Of course, Google owns their servers and is under no legal obligation to operate them in accordance with any standards or public protocols that might apply. But to advertise the availability of an smtp server and then to operate it in violation of established protocols and common practice is to behave as a bad internet citizen. Violating users’ expectations may lead, in the scenarios outlined above, to breaches of privacy, embarrassment, and inconvenience. It is possible to imagine situations in which the blindsiding of users by Google’s header rewriting leads to demonstrable damages and consequent civil action. It would be a hard case to make, but stranger things have happened in court.
The Joe and Sally example almost happened to me, but I checked a test message first, and that was how I leaned about the unexpected behavior of the gmail servers. Some quick (yes) Googling revealed that people have been noticing this behavior or variations on it at least since 2009. There have even been bug reports filed, but Google has been silent. It was while I was upgrading a server that I decided to try to use the gmail smtpd for outgoing mail. Needless to say, I’ve retreated from that idea and once again set up my own smtp-auth server using Postfix and Dovecot, which is performing excellently.
The last couple of years have seen a growing enthusiasm for using Platform as a Service (PaaS) providers.
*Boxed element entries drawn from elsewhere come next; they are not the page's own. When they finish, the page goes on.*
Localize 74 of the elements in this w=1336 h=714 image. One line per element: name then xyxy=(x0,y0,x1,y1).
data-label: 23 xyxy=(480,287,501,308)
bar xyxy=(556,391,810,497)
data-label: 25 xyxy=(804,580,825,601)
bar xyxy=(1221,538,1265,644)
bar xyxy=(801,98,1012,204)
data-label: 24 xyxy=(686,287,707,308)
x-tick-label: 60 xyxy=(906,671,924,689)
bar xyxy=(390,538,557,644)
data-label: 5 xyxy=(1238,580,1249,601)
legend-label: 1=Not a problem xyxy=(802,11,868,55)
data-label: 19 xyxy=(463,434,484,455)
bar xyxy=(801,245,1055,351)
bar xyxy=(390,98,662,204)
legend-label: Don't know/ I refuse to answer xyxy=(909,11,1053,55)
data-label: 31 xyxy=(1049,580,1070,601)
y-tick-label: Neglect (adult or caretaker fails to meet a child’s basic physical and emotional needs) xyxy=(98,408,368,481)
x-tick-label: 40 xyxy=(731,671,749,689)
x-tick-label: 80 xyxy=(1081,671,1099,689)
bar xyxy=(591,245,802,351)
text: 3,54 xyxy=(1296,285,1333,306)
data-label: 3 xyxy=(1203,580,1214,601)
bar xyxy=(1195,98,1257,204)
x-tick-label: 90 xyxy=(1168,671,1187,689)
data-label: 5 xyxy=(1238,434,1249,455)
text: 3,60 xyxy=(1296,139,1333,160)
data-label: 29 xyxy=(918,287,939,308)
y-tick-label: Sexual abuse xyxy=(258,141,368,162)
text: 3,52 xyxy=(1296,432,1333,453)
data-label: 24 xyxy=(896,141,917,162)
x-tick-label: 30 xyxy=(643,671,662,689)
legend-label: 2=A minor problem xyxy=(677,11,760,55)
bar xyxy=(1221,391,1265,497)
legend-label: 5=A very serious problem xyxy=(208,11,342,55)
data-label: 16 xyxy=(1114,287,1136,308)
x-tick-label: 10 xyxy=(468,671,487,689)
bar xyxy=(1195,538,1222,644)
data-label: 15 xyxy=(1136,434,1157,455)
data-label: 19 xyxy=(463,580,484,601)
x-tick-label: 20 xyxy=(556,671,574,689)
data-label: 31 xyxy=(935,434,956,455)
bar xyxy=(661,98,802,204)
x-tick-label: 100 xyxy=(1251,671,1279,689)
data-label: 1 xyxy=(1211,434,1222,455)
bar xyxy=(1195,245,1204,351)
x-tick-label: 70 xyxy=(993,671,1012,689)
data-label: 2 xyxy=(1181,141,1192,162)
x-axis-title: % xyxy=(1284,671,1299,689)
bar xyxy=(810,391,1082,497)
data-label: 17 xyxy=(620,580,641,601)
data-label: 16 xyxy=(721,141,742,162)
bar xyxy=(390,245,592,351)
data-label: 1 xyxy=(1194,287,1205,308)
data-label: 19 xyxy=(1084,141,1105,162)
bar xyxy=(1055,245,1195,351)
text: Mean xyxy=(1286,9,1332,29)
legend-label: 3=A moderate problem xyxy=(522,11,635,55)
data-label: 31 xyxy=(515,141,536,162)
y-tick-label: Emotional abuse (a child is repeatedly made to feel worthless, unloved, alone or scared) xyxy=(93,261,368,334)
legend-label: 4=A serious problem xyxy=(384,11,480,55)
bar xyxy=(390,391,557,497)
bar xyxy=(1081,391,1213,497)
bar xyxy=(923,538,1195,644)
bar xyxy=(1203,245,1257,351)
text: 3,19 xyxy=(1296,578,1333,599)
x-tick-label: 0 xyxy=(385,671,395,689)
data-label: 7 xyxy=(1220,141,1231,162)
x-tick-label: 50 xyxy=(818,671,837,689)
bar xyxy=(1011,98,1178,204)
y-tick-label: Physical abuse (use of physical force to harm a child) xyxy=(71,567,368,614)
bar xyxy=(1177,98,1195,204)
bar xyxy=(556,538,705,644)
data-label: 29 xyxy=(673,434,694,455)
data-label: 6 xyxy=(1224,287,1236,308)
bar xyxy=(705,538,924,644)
It is certainly tempting to let someone else worry about configuring and maintaining infrastructure. But in the cases when you are relying on someone else to provide a fundamental service such as email delivery, you don’t want to encounter surprising behavior. If there are RFPs or other standards documents, you should be able to rely upon your PaaS provider following these as closely as possible, and making it clear where they intend to deviate from the protocol. Google’s behavior in this area is a reminder to be careful where you invest your trust.